Do you sense any resistance from clients about using programmatic for branding campaigns?
It took some time to educate retailers on the power of programmatic to help them acquire new customers or retarget existing customers. I think that’s happening with brands today – we’re still spending a lot of time educating brands about what programmatic can and cannot do.
But I think the signals that we saw last year in the U.S. were clear – such as P&G planning to move 70-75% of its online media spend to programmatic by 2016.
We’re starting to see something similar in Canada. Clorox is one of our largest clients in Canada, and most of what we do for Clorox is brand building.
For a lot of tech companies, self-promotion is a bit of an afterthought. But you’ve gone so far as to create your own magazine for marketers and agencies. Can you tell me a bit about how Chango approaches talking to brands about programmatic?
We thought the magazine would make programmatic more approachable. If you look at the magazine, at what we’re doing at trade shows, at our email marketing, we’re always trying to go back to the past and find something that people are familiar with.
When you go to tradeshows it’s all about flash, it’s all about technology and screens, the things that make you look like a real technology company. We wanted to stand out, so we designed a traditional-looking newsstand promoting our content. We took something old and made it interesting and fresh again. That’s how we approach marketing across everything we do.

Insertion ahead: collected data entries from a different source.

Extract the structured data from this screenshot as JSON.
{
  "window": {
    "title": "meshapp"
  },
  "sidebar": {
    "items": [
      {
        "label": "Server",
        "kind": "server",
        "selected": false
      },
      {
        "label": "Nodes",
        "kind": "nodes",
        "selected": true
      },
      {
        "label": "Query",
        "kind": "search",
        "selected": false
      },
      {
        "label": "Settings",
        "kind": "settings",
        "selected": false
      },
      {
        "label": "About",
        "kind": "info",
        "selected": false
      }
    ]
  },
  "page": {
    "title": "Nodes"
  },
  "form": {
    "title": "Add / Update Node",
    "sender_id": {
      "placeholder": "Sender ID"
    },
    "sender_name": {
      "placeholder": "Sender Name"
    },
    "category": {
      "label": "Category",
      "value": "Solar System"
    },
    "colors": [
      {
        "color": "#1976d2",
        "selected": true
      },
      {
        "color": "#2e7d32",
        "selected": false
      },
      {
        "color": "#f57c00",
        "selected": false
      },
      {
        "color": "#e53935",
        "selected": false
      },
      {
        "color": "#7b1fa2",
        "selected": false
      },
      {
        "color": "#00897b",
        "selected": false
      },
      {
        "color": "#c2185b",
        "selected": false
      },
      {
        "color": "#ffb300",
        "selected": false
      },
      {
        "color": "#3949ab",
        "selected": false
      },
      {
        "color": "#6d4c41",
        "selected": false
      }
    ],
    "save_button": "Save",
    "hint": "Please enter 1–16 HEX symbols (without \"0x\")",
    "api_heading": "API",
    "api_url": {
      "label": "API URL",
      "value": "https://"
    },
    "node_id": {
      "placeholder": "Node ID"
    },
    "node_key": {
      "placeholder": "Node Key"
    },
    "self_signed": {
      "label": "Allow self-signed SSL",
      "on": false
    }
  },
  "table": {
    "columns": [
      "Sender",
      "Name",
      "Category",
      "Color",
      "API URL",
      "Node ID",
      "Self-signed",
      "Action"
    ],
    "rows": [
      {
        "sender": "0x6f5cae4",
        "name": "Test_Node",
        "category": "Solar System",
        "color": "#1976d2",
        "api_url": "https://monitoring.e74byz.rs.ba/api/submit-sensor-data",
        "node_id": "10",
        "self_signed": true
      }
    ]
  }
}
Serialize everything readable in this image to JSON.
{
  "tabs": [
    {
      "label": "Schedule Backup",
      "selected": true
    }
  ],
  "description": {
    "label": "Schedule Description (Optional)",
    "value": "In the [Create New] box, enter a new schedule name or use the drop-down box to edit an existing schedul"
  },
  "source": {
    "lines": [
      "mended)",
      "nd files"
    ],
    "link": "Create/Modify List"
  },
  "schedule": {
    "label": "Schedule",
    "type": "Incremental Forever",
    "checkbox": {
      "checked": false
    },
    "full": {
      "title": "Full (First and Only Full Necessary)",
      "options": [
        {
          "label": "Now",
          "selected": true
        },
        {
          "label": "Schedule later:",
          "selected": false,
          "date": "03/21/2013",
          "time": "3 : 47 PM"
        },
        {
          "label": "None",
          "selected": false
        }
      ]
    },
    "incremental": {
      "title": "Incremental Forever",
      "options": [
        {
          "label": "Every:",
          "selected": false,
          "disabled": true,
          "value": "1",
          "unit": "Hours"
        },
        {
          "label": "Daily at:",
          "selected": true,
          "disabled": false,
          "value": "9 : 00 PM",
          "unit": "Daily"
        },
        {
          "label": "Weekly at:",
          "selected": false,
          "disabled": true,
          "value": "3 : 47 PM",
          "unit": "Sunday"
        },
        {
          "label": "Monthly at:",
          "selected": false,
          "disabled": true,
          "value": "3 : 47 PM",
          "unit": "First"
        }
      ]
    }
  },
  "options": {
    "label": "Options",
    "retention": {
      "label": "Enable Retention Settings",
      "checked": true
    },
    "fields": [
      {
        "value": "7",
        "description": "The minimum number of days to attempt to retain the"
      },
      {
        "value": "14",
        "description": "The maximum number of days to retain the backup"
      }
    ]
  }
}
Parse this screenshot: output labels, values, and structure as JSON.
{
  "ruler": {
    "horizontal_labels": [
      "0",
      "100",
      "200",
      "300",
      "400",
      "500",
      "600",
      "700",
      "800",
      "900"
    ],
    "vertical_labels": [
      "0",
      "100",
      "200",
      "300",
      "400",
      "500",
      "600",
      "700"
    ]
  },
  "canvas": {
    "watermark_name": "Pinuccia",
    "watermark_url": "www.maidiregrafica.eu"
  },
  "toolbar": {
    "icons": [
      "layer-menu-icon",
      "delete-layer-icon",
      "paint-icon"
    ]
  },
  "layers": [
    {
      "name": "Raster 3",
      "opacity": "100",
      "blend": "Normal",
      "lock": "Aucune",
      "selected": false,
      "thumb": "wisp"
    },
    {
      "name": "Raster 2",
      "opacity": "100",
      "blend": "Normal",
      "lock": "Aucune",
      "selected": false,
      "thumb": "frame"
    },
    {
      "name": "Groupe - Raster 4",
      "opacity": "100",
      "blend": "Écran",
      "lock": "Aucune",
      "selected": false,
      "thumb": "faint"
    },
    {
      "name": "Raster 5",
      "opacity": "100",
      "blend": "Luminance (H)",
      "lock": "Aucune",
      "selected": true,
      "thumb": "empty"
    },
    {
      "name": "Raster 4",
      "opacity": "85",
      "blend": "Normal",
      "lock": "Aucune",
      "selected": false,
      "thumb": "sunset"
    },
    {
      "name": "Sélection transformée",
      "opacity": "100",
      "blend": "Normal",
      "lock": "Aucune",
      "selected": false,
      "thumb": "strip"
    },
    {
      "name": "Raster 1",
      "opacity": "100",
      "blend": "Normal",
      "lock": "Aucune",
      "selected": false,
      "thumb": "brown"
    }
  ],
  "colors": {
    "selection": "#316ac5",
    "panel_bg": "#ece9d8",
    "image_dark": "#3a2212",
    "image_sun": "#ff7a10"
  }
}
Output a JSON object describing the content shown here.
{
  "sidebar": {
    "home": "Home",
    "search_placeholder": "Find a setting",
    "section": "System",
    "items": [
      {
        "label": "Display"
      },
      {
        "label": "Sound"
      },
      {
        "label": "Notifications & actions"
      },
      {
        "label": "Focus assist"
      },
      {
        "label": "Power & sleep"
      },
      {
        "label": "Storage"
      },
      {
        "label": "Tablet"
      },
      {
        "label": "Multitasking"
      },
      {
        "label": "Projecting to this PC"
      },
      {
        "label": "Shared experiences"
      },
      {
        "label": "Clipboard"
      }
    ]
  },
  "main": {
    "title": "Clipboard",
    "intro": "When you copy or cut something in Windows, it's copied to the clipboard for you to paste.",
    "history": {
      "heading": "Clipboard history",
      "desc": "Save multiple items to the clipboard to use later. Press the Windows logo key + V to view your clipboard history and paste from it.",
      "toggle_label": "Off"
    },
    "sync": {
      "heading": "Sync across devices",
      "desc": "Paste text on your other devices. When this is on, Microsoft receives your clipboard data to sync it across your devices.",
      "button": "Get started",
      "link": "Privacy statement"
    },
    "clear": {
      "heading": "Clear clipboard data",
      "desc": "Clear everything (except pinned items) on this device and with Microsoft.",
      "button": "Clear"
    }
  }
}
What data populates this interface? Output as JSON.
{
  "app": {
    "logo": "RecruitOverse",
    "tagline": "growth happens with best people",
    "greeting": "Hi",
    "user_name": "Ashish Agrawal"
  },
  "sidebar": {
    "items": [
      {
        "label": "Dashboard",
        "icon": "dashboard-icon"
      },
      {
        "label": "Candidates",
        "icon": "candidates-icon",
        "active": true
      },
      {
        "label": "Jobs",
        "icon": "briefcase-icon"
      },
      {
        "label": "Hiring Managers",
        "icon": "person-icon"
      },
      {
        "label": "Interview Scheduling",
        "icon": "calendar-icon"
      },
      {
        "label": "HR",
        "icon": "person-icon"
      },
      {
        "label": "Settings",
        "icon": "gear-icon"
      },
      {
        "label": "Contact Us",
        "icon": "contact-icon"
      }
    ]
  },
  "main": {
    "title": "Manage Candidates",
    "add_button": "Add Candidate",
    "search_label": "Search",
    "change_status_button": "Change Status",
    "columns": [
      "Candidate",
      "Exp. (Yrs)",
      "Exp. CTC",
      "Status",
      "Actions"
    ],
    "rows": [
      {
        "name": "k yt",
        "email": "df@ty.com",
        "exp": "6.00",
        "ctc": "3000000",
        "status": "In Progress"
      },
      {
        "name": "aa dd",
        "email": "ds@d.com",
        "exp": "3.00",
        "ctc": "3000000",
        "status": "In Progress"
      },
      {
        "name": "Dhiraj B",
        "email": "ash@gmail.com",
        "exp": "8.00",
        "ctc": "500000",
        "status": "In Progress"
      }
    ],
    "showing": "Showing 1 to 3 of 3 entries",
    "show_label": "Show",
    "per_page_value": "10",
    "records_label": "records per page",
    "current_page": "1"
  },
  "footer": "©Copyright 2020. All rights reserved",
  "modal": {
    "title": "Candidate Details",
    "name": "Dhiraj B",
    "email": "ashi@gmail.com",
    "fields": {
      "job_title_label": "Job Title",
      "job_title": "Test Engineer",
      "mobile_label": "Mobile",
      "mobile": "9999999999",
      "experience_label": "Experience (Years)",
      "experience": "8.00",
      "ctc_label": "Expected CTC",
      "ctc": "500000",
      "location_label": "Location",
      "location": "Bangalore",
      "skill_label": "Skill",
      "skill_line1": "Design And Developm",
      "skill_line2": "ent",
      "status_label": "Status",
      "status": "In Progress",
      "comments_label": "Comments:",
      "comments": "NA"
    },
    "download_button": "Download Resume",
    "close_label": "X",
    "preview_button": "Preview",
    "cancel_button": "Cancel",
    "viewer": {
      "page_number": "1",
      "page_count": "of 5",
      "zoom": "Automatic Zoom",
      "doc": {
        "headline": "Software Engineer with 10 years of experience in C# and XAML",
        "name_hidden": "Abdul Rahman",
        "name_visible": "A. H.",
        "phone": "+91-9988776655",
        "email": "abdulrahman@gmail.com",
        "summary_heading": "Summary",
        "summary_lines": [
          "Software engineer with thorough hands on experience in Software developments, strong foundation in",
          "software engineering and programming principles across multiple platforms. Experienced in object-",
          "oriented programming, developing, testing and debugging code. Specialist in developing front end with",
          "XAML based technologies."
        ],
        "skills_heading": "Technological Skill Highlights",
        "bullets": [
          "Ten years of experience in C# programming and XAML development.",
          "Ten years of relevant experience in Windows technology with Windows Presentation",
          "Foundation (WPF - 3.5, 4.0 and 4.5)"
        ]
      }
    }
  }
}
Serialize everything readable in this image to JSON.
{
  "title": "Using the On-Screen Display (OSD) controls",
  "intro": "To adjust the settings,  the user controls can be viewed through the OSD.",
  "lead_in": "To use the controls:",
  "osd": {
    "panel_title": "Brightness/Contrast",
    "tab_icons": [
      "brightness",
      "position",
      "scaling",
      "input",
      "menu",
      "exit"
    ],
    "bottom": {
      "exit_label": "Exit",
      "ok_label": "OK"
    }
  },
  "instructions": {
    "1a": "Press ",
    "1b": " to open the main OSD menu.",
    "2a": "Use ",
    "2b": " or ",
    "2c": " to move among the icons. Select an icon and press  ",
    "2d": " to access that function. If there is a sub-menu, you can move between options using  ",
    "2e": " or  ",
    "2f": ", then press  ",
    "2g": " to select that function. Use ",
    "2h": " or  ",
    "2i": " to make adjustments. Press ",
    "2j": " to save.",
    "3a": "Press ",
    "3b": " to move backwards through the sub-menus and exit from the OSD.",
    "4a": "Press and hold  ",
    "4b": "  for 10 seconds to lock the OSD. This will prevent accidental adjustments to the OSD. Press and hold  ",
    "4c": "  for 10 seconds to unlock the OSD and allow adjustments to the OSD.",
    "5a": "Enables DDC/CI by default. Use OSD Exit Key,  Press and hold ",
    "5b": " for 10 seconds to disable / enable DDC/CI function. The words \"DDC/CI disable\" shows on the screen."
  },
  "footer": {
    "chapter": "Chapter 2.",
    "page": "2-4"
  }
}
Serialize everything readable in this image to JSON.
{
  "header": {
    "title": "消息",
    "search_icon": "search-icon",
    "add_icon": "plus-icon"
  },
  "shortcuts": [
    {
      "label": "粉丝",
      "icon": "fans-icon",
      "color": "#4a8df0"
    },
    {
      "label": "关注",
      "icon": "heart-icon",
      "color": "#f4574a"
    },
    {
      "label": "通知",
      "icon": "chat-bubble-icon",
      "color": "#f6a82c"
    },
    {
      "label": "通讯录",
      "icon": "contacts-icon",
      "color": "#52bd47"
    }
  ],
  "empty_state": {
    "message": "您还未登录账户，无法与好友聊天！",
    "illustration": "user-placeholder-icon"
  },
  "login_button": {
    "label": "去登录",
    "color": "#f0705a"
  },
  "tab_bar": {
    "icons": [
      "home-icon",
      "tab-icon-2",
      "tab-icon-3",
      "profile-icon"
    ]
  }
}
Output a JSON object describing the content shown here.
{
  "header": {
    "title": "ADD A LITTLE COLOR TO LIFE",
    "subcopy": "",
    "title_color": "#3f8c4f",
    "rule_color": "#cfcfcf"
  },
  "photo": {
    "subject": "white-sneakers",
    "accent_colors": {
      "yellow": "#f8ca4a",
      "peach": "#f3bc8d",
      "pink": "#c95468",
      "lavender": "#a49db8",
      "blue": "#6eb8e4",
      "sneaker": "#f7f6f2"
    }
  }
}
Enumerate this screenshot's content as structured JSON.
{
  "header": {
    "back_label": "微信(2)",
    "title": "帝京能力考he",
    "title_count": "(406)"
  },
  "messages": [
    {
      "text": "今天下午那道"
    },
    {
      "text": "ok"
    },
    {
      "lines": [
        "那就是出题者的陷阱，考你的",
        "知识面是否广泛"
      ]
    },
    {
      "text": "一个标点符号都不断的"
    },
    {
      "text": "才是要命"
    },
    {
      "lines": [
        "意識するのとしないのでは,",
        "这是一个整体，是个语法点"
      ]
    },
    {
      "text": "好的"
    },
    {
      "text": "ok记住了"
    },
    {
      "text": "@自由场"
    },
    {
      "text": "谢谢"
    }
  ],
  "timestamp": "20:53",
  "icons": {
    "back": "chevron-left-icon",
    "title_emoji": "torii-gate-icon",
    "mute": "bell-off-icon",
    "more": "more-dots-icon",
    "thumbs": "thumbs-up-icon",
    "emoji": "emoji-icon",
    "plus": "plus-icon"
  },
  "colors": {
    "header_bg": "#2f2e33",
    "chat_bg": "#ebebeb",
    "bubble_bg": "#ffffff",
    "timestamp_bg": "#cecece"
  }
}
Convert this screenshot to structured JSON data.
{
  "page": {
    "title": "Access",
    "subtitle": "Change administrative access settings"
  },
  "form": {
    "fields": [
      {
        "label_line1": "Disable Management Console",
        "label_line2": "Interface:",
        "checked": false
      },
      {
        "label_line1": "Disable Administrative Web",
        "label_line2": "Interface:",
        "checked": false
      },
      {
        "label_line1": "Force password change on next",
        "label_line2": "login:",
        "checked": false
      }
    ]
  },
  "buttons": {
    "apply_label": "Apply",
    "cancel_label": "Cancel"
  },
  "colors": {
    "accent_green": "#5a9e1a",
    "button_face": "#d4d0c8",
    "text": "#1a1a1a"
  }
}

I’ve often heard that marketers want more information about programmatic but they’re not necessarily getting it. Do you think agencies are taking on the goal of educating marketers?
Different agencies are doing different things, but what sticks out for me is the announcement from Publicis’s VivaKi [that it is breaking up its trading desk and sending programmatic experts to work directly with sister media agencies].
It’s basically saying, “We don’t want a handful of people to own programmatic. We want those people to educate the media agencies, and their clients as well.” I think it’s a very positive change for the industry.
Deloitte recently ranked Chango the fastest growing company in Canada over the past five years. But over that same period, public market investment in ad tech has dried up, and many smaller ad tech firms will likely be forced to consolidate. Are you concerned?
There’s no question that the ad tech industry is going to consolidate. If you look at the number of players across the industry – there are hundreds of them today – at some point some of them are going to get together or be acquired by other companies. There were a lot of acquisitions last year. You’re going to see more of this happen this year.
As such, Chango is concerned. But the number one goal right now is to keep our heads down and grow our revenue as fast as we can. We’re very lucky that growth has been amazing over the last few years _ we have cash in the bank and at this point we just want to keep growing. We’re trying not to be distracted by some of the IPOs that happened last year.
This interview has been edited and condensed.